In further questioning about the chemistry of the battery,  the LAPD officer  would only say the battery was an “ordinary” C-sized battery, and  he added that  he had no knowledge of its chemistry.  

Thus, the incident of the exploding battery which had a  “full charge” of investigative interest on Saturday morning  degraded to ‘fully discharged” interest  and was no longer a pertinent  issue by Monday  of the following week.

Should this incident be of interest to the battery manufacturing and utilizing community?

Although most of the safety concerns in the literature recently has been about lithium batteries, Alkaline and Zinc-carbon, thought to have  a more benign chemistry,  can cause problems, too, if they are abused or used improperly.  Both Duracell and Energizer, the two largest brand names, have safety specifications data sheets  and spend resources on  telling the public about using batteries safely.  

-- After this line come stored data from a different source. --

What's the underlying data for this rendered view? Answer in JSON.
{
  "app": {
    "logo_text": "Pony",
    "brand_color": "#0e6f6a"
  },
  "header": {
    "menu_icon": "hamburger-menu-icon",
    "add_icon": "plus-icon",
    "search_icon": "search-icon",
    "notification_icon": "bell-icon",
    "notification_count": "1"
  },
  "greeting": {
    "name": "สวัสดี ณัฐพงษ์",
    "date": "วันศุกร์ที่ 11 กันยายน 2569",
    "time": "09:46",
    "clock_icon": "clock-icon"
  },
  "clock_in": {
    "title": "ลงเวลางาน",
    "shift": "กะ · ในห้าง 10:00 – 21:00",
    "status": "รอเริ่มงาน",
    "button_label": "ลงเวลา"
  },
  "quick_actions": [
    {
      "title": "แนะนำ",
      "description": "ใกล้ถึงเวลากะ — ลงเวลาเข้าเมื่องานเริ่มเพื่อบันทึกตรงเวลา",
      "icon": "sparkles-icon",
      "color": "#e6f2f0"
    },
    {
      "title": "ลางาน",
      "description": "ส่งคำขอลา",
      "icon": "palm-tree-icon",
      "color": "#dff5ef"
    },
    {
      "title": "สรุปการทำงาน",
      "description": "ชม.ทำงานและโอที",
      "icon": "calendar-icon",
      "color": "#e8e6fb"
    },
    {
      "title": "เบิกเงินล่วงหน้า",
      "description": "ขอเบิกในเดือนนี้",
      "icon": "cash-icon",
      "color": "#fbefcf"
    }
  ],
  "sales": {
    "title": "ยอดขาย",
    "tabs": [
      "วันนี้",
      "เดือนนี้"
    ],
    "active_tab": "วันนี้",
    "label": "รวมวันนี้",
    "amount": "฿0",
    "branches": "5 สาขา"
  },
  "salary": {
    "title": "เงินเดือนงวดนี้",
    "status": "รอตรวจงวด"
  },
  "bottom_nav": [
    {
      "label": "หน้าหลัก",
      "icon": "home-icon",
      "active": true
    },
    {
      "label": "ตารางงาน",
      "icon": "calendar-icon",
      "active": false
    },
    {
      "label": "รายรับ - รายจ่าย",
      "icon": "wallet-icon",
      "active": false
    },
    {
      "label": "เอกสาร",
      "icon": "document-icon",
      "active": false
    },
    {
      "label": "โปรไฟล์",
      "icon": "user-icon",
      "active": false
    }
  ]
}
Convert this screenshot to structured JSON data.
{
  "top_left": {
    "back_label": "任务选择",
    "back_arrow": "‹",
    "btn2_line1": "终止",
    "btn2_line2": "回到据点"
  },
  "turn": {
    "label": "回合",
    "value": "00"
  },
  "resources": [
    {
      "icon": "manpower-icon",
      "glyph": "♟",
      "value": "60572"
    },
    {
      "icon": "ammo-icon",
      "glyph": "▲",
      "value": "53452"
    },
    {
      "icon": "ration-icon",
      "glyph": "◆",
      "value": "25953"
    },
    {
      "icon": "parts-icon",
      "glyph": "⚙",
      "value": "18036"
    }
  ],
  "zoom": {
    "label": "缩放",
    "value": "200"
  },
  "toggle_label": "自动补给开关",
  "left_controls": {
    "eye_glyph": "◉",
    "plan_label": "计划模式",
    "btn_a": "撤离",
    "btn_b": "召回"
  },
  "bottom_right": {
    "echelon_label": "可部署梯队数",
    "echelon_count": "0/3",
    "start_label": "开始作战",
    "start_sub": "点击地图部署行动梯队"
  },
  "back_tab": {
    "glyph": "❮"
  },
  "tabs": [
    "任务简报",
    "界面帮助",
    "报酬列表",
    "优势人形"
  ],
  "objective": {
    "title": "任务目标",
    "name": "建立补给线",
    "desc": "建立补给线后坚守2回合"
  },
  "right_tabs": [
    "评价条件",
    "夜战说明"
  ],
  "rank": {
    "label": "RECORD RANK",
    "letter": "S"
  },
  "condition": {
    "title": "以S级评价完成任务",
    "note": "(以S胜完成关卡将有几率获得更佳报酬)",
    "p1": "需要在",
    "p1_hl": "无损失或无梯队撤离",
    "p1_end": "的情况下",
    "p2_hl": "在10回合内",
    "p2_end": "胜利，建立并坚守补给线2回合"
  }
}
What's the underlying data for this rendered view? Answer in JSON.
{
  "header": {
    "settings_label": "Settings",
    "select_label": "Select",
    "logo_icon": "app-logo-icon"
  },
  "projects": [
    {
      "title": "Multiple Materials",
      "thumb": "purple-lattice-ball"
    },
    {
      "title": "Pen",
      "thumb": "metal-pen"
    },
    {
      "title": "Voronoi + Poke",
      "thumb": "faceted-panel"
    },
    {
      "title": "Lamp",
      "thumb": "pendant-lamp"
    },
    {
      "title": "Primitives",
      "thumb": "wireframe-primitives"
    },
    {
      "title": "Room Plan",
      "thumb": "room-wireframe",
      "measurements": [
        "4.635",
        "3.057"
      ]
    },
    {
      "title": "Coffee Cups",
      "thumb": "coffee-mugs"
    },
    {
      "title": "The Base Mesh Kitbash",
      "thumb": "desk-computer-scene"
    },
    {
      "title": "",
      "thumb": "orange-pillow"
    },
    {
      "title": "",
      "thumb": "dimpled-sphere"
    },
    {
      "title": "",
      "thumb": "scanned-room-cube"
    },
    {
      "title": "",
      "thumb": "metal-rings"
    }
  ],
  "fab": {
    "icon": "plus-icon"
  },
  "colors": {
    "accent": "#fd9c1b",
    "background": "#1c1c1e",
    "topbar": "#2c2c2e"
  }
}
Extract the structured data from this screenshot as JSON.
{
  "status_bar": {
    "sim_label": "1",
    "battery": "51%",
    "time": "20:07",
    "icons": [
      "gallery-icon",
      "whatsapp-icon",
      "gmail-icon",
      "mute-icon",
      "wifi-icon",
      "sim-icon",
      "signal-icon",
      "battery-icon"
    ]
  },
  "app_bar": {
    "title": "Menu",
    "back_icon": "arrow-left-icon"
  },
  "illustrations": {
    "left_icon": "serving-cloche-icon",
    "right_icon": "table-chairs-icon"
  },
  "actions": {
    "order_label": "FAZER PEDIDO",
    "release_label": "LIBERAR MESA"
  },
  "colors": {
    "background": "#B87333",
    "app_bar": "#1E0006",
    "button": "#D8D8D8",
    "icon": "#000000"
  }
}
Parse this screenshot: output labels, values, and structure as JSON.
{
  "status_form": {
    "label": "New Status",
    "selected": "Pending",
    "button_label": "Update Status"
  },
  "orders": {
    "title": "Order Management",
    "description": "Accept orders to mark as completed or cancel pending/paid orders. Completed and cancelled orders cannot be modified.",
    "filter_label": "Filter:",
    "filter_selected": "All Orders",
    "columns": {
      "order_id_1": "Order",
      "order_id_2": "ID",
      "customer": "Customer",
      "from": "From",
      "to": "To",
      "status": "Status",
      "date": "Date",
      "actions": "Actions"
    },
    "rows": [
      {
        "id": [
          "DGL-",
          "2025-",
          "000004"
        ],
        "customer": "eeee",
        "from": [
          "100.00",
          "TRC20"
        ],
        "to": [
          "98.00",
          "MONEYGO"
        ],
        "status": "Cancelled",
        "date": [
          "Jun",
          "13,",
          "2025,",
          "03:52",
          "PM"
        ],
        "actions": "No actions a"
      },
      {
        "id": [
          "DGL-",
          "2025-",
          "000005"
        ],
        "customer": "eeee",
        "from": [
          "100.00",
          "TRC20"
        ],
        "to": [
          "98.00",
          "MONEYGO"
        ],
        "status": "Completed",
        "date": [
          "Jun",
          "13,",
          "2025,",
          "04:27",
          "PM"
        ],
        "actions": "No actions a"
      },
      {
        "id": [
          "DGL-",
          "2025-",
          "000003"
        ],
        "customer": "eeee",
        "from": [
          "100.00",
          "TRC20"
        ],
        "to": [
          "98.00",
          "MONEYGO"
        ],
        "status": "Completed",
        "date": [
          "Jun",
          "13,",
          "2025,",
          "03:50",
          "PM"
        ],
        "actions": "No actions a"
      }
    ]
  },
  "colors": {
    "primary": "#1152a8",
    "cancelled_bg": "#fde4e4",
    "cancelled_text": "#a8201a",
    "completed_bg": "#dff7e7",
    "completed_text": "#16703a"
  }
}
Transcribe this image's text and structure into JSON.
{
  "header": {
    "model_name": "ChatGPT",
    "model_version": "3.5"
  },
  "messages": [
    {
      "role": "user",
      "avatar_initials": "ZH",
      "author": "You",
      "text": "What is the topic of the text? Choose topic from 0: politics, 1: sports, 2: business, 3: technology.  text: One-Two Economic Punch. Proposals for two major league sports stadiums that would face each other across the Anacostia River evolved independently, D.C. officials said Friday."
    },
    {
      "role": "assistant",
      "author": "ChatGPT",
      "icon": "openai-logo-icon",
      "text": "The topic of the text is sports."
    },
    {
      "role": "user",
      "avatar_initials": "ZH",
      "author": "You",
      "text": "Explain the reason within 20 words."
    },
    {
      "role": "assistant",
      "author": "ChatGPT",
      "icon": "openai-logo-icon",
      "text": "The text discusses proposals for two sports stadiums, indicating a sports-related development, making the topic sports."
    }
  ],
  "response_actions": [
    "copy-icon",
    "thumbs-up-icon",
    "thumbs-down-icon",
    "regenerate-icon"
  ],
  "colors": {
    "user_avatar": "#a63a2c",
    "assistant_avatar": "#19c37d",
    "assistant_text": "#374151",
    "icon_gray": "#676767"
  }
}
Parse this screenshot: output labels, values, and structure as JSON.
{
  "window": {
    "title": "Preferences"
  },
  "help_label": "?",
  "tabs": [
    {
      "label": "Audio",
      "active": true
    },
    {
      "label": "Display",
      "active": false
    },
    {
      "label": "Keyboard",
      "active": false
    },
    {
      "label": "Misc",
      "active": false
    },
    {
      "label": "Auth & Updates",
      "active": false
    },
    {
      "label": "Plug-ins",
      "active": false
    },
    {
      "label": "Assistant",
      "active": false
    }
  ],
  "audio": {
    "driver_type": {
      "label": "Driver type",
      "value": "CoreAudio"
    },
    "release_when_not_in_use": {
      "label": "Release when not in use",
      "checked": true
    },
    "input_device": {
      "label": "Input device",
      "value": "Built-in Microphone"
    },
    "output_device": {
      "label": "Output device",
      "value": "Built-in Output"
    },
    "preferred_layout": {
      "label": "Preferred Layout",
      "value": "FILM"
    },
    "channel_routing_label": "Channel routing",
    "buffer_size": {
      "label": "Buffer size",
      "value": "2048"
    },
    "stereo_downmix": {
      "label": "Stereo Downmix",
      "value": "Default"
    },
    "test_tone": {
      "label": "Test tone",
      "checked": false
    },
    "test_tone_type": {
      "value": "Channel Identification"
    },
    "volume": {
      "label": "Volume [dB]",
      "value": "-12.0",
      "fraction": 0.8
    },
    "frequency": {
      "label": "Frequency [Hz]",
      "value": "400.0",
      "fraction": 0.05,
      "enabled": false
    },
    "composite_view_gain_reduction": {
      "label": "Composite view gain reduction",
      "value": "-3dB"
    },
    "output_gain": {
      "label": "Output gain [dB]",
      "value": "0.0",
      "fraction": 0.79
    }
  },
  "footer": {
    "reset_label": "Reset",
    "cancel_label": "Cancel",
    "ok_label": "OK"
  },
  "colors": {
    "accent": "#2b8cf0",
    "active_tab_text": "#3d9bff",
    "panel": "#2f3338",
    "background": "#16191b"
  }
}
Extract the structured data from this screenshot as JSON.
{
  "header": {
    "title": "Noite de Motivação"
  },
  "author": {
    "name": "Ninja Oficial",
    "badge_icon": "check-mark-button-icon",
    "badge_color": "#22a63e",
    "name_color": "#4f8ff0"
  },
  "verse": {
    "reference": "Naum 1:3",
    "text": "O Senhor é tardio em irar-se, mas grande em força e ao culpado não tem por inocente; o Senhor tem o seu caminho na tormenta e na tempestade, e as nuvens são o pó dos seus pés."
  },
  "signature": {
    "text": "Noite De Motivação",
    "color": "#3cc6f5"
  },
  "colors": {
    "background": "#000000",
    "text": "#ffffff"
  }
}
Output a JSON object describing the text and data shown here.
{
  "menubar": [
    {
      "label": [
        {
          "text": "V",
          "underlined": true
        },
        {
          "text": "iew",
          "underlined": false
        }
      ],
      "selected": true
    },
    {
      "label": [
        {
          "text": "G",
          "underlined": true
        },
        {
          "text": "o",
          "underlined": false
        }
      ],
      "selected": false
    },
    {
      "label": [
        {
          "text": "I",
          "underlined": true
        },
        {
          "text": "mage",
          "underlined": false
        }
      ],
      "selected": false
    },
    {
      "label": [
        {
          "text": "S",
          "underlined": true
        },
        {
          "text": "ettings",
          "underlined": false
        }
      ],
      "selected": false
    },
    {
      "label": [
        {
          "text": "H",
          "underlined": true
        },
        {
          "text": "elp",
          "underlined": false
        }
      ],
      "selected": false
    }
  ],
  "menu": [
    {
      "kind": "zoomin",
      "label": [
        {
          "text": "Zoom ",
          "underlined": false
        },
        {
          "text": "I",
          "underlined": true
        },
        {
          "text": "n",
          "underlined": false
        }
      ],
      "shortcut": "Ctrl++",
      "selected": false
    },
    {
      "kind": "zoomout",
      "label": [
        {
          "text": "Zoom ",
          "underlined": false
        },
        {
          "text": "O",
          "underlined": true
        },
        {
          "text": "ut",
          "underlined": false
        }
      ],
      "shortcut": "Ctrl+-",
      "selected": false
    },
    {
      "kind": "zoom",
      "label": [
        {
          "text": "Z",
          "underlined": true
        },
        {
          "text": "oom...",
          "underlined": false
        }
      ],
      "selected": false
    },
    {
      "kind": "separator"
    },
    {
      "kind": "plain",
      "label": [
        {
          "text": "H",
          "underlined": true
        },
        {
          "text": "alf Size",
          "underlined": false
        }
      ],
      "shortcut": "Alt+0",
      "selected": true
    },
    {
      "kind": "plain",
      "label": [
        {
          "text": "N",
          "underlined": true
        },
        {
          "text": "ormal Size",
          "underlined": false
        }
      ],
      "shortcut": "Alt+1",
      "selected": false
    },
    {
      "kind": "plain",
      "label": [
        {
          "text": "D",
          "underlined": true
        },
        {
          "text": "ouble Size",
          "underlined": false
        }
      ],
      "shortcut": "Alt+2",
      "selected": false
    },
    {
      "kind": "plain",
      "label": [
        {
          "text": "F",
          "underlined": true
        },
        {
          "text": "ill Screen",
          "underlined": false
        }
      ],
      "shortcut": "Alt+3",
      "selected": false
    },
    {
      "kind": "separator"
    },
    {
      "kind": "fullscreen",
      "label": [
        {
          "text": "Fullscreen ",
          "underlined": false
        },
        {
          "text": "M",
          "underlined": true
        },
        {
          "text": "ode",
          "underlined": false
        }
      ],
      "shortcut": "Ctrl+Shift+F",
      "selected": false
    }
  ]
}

For example, Gillette, parent of Duracell,  has created  excellent consumer awareness for safety of the Alkaline cell.  Because the common Alkaline-manganese dioxide battery does  contain hazardous decomposition products,  consumers are told to handle the battery carefully (i.e. the battery should not be  thrown into a purse or container where it can be abused, as in hitting other objects or other batteries.)  Duracell is also careful to note   that “thermal degradation may produce hazardous fumes of zinc and manganese; hydrogen gas; caustic vapors of potassium hydroxide and other toxic by- products.”  However, a potential for exposure should not exist unless the battery leaks,  is exposed to high temperatures and/or is somehow mechanically, physically, or electrically abused. This Alkaline-manganese dioxide   chemistry  contains concentrated (35%) potassium hydroxide electrolyte, which in itself  is caustic. If an Alkaline cell does leak and an individual is exposed, respiratory and/or eye  irritation may result and possibly an individual could suffer a burn.

Best practices for anyone handling batteries should be:
-  Store at room temperature.  
- Avoid mechanical or electrical abuse.  
- Install correctly according to directions.
- Do not disassemble or crush batteries. They could explode or pyrolyze or vent.
- Do not ever try to recharge a primary battery.
- Never  mix chemistries.  For example, if two or more  Alkaline battery cells are needed,  all cells need to be primary Alkaline-Manganese dioxide.  Do not put in another type of battery such as Carbon-zinc, even if it is the same cell size.
- Replace all batteries in the flashlight or other apparatus at the same time.
- Remove discharged batteries from the flashlight or other battery-powered device.
- Always keep batteries away from small children.

Alkaline and Carbon-zinc batteries are not regulated by the U.S. Department of Transportation (DOT) or international agencies as hazardous materials or dangerous goods when shipped.

The major battery companies  with brand names have worked very ardently to make safe batteries and to make warning labels and notations concerning safety standards for consumers’ usage.  However, with numerous branded and unbranded named  companies in China,  alone, manufacturing  20 billion units of primary batteries in 2003, primary batteries are  becoming a commodity. Public  awareness of using such electrochemical devices  properly is not a “ho hum” issue.  If the TSA agent had not been so careful in examining the flashlight, what could have happened if the passenger decided  to examine the batteries in his or her flashlight during the flight on the plane?  It may not be a terrorism attack, but it could have potentially caused a significant event.